The question to ask: What does team nursing do for the administration? You know that they aren't going to do anything that will cost them money, but how does it save? The mix.
Team nursing while generally a good thing (more balance and less chance of one person stuck with a bunch of Q15s), but misused, it allows administration to use more lower-paid staff in the team. It hides the short staffing of RNs with a higher mix of LVNs and CNAs. It's particularily hard on staff when they float, since the others of the team have to pickup those patients out of their level of expertise (post-op ortho is far different than cancer patients).
But we can't talk about being short staffed, or floating nurses from ER to take high acuity patients, or all the temps, or the payscale, or "negative attitude"s (I can just hear the bells going off and the suspension days racking up the counter--I make it out to be 15, don't you?)
When you're pulling 12s, are beat to death, and then on your days off get the constant calls of, "Can you come in??", then you know something's wrong. You got into this because you felt you could make a difference for the patient, not someone's balance sheet. Yes, economics are a reality, but alienating your staff in such a large degree is not the way to promote nurse retention.

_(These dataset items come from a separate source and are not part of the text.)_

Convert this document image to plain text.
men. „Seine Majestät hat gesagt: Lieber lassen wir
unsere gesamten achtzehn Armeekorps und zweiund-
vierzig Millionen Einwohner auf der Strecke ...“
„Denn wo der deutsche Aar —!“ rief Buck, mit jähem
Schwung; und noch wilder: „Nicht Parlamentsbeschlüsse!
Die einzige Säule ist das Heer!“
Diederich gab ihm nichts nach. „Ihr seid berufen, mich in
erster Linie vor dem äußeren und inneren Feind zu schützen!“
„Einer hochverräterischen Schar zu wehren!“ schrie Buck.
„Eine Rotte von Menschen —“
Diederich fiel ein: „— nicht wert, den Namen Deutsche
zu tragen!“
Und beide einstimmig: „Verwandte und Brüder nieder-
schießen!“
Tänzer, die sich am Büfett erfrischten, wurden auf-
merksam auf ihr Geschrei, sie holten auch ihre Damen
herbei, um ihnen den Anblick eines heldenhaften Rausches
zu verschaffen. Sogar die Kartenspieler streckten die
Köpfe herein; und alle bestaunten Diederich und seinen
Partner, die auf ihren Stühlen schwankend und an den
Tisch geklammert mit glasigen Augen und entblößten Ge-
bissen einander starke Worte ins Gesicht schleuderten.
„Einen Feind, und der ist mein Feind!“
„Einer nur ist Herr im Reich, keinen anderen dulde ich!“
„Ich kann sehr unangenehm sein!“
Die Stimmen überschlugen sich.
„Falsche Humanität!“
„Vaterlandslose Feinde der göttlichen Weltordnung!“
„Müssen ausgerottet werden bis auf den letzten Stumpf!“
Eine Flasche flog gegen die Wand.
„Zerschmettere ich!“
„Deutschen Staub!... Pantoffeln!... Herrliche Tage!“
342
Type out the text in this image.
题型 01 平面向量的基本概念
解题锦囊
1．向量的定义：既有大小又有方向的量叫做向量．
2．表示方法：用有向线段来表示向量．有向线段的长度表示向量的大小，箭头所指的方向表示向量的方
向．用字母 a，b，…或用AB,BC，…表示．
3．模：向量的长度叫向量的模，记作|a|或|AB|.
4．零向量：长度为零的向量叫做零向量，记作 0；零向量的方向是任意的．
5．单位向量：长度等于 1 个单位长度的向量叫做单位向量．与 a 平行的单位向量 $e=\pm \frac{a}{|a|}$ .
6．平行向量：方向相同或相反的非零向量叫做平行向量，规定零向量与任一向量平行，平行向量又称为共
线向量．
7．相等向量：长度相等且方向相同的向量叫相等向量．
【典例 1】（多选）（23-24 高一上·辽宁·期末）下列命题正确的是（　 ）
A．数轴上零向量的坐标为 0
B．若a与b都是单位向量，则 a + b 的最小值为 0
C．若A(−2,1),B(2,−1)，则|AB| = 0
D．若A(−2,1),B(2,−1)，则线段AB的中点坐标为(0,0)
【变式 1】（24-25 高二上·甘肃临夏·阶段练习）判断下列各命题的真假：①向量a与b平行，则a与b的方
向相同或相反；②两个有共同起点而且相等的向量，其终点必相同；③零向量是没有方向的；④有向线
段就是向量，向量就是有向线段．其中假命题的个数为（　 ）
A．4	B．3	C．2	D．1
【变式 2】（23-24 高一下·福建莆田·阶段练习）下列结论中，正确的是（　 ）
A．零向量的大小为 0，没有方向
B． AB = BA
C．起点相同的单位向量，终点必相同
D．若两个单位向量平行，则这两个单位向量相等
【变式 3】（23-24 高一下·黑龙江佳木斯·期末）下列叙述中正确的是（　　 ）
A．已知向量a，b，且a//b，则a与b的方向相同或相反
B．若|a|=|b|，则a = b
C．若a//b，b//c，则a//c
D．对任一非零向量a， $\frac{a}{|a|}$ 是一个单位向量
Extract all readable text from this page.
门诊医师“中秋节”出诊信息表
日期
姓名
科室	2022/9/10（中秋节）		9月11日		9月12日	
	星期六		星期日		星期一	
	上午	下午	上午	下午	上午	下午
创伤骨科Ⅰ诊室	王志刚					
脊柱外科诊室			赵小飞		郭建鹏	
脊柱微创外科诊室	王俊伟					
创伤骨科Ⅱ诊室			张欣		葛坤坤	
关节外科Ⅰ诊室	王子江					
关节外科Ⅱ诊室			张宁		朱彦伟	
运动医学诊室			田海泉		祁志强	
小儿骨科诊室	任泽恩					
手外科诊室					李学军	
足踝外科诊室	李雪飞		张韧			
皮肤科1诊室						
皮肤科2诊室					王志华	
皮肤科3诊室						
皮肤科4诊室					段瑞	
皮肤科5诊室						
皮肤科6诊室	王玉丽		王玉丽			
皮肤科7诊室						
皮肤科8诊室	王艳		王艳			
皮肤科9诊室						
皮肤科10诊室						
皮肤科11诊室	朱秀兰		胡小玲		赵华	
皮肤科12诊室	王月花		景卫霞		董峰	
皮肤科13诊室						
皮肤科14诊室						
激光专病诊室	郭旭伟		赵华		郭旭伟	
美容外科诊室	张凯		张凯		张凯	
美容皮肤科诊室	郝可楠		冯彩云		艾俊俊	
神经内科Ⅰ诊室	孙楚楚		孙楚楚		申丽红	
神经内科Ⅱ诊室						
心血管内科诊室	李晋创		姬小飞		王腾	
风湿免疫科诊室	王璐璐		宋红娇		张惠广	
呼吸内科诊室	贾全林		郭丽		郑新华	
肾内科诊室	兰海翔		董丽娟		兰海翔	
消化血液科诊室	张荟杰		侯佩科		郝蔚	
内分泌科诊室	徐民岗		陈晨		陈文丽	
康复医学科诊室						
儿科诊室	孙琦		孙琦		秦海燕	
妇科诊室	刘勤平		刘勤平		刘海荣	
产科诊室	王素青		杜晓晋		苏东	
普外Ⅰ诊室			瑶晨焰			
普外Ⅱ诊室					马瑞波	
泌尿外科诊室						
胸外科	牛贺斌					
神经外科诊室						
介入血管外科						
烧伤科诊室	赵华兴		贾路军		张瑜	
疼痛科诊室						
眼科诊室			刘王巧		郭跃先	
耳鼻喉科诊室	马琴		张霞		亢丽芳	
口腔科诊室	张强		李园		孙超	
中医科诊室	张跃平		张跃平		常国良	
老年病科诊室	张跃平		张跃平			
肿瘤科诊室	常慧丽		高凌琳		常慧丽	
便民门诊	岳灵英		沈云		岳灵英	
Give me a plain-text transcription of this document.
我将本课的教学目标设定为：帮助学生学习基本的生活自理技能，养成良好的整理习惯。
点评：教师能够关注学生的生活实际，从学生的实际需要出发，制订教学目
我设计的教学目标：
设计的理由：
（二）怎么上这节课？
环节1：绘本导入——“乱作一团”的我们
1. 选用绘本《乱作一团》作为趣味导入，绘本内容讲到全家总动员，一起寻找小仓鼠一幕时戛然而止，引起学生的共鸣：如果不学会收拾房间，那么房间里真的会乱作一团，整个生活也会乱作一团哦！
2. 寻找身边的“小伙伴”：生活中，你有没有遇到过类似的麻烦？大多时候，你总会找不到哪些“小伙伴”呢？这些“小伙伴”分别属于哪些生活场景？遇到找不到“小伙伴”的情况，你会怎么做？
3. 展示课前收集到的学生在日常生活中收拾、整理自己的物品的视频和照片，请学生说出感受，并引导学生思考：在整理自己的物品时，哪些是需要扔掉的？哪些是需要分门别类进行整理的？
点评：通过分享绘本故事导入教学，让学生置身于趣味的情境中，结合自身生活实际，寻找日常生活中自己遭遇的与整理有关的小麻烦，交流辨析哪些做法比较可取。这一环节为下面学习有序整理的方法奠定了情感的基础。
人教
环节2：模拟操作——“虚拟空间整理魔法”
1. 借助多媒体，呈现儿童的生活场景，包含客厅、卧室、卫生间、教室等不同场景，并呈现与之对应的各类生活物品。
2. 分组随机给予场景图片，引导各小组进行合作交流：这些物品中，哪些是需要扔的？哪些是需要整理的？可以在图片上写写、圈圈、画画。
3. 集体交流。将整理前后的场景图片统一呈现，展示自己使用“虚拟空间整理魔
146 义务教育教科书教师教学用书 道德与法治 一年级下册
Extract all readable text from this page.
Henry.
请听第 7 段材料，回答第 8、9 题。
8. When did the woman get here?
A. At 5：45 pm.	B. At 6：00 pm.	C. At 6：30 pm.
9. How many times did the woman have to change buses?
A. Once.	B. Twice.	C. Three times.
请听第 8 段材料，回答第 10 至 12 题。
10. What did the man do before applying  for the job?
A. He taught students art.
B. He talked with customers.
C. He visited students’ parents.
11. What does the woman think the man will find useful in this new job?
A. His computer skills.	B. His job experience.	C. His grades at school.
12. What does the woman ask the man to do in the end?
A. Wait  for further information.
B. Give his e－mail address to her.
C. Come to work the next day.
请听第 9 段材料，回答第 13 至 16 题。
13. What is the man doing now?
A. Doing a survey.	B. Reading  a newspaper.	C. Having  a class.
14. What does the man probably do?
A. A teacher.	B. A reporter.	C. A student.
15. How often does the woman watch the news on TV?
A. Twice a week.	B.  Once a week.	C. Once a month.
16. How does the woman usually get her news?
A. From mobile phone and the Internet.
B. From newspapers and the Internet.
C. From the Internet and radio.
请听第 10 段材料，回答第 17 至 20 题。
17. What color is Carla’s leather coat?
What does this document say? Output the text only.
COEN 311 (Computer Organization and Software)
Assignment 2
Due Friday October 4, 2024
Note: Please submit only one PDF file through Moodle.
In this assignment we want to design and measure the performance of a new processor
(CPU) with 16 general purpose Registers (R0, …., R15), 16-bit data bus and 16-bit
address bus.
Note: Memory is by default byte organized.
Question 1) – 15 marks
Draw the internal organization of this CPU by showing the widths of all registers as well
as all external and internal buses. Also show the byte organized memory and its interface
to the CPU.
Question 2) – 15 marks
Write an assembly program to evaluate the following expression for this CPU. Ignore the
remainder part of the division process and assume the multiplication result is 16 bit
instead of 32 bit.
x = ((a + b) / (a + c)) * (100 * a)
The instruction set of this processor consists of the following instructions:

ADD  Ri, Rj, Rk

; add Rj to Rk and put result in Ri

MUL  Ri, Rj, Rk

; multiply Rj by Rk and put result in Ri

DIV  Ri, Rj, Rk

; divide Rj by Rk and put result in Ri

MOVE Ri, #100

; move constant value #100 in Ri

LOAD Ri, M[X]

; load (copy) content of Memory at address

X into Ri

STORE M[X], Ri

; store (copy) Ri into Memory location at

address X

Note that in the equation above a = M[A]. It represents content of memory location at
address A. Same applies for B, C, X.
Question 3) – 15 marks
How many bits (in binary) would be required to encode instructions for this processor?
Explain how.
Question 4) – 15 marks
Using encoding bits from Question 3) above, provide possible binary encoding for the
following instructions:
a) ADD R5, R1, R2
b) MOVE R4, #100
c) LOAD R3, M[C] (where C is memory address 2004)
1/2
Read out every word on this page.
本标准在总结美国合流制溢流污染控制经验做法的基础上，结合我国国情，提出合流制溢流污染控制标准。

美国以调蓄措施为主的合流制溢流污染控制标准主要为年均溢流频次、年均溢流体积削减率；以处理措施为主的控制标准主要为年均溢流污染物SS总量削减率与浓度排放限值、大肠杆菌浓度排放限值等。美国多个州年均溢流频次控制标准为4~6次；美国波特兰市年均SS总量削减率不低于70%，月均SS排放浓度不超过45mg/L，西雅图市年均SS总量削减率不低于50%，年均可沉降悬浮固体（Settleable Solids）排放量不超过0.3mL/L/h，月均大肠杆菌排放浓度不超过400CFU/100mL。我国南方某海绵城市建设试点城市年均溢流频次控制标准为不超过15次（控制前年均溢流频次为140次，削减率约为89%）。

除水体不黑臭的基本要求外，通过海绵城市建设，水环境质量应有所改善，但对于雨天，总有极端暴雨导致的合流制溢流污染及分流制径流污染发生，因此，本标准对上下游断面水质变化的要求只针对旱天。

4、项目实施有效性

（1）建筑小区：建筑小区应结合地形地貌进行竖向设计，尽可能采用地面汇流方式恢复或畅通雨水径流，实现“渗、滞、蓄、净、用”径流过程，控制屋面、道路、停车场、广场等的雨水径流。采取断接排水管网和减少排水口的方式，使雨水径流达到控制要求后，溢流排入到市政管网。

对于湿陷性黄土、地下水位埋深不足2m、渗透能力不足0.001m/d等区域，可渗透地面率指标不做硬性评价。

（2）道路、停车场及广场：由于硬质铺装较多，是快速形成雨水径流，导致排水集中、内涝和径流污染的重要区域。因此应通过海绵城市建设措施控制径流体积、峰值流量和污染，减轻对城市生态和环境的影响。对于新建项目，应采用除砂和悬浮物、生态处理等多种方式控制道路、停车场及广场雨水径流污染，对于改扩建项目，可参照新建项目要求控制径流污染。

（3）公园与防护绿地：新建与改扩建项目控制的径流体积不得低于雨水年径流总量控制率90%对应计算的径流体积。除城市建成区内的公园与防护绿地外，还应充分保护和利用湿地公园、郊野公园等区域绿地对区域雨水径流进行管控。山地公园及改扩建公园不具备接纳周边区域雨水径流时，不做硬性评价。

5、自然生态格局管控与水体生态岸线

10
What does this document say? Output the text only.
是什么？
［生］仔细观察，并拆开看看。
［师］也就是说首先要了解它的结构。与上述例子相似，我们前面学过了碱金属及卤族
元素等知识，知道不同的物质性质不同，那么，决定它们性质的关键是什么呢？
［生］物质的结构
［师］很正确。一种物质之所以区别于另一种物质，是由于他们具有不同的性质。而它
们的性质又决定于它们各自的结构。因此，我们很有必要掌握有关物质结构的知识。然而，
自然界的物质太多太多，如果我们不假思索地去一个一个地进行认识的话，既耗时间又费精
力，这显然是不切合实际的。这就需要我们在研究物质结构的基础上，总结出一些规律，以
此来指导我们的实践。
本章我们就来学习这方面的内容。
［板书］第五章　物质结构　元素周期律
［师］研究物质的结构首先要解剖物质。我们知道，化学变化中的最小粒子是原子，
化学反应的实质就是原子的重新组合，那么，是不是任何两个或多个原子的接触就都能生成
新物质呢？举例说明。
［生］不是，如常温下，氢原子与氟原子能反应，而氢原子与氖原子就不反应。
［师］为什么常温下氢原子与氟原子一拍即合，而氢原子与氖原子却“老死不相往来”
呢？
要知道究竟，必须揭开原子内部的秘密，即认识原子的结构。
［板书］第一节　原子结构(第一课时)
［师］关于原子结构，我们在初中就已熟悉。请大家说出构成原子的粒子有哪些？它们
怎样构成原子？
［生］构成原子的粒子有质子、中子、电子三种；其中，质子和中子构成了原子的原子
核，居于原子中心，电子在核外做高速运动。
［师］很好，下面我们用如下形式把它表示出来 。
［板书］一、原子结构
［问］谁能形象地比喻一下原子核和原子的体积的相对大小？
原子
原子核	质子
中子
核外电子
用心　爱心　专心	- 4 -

What does it come down to: Dissatisfaction. Dissatisfied staff, dissatisfied patients, dissatisfied physicians, and a hospital without a hope. Chicago Hope, nah, Paris No-Hope.
Until there is a radical change, the staff is going to continue to have call-screening a constant thing, and using the heck out of the sick days. (Does anyone remember PTO???) I'd say that folks were a lot healthier back in the days of two hospitals.